La parte delantera de tu calzado de montaña pende de un suelo invisible.   Has desplegado los brazos dibujando esa cruz funámbula que corta la respiración. Como el mismísimo Man on Wire caminando por su cable de acero entre las torres gemelas. Cuarenta y cinco minutos yendo de la sur a la norte, de la norte a la sur. Te veo capaz de eso.

-¡Por favor no hagas tonterías!-

-Es un río turbio, parece hecho de lodo. Nada que ver con lo que contemplas desde tu oficina. ¡Vamos, acércate!-

Me cierro en banda.

-¡Ni hablar!-

Ríes. Tu risa se propaga entre los estratos coloreados de las rocas.

-¡Mira que hermosura!. ¡Vamos!. ¡Es una vez en la vida!-

Tengo una sed horrible. De agua, de ver, de congelar este instante y grabarlo para siempre en la retina del alma.

Mi boca es un trozo de esparto. He de ajustarme el sombrero para   frenar unos rayos que aguijonean como avispas.
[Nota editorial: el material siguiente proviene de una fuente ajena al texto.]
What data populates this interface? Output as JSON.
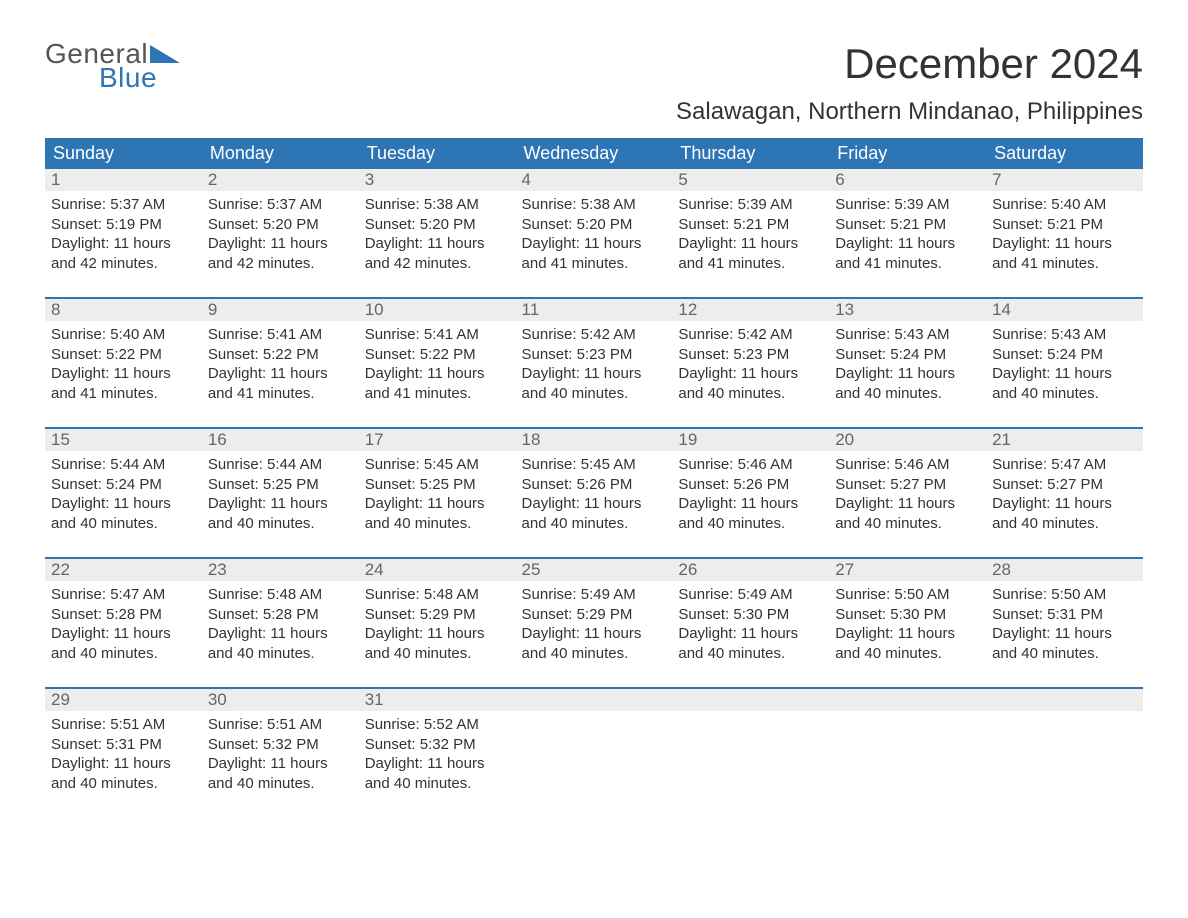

Logro llegar hasta tu posición. ¿Por qué siempre me convences?. No hay duda, en lo que toca a curiosidad, soy  presa fácil.

En verdad resulta espectacular este fondo de gargantas surcadas por el río que divisa mi atrevimiento. Puedo atisbar flores de agave jalonando senderos que serpentean por las estribaciones del cañón y desaparecen bruscamente en  tramos inescrutables.

El corazón late perplejo. Desbordado por el horizonte. Rendido ante la belleza más inaudita.

Grand Canyon.  Se ha grabado en mi memoria a fuego de yunque entrañable.


 No hay recuerdo en mi vida que se le parezca.